In the above-mentioned embodiments, the body portion 221 has a shape of a cylinder with a true circle base, the shoulder portion 222 has a shape of a truncated cone with a true circle base, and the neck portion 223 has a shape of a cylinder with a true circle base. However, these portions are not limited to this, and may be configured such that the body portion 221 has a shape of a cylinder with an elliptic base, the shoulder portion 222 has a shape of a truncated cone with an elliptic base, and the neck portion 223 has a shape of a cylinder with an elliptic base. Moreover, the configuration may be such that the body portion 221 has a shape of a column with a polygonal base, the shoulder portion 222 has a shape of a truncated pyramid with a polygonal base, and the neck portion 223 has a shape of a column with a polygonal base.

In the above-mentioned embodiments, explanation is given for the ink storage container 210 for storing the ink.

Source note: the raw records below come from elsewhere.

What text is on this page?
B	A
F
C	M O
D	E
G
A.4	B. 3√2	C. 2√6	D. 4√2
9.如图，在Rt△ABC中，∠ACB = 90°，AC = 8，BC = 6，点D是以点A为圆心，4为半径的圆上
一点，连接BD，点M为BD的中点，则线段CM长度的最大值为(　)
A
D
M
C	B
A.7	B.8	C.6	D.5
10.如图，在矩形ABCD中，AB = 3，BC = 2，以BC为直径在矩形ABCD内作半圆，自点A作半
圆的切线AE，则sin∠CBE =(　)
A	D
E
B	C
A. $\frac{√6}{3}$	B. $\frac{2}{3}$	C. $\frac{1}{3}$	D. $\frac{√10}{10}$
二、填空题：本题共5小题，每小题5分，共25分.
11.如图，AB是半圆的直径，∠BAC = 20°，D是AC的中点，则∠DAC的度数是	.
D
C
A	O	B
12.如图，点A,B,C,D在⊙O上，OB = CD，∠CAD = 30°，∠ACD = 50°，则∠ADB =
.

However, the above-mentioned embodiments can be applied to storage containers having similar configurations and configured to store other liquids.

According to the present disclosure, it is possible to reduce a use amount of polypropylene (PP) ((C₃H₆)_n) or polyethylene terephthalate (PET) ((C₁₀H₈O₄)_n) used as a raw material of the ink storage container. Accordingly, the technique described in the present description can contribute to achieving of a sustainable society such as decarbonized/circulating society.

According to the present disclosure, it is possible to suppress ink leakage while reducing the use amount of the raw material.

While the present disclosure has been described with reference to exemplary embodiments, it is to be understood that the disclosure is not limited to the disclosed exemplary embodiments. The scope of the following claims is to be accorded the broadest interpretation so as to encompass all such modifications and equivalent structures and functions.

This application claims the benefit of Japanese Patent Application No. 2024-082515 filed May 21, 2024, which is hereby incorporated by reference wherein in its entirety.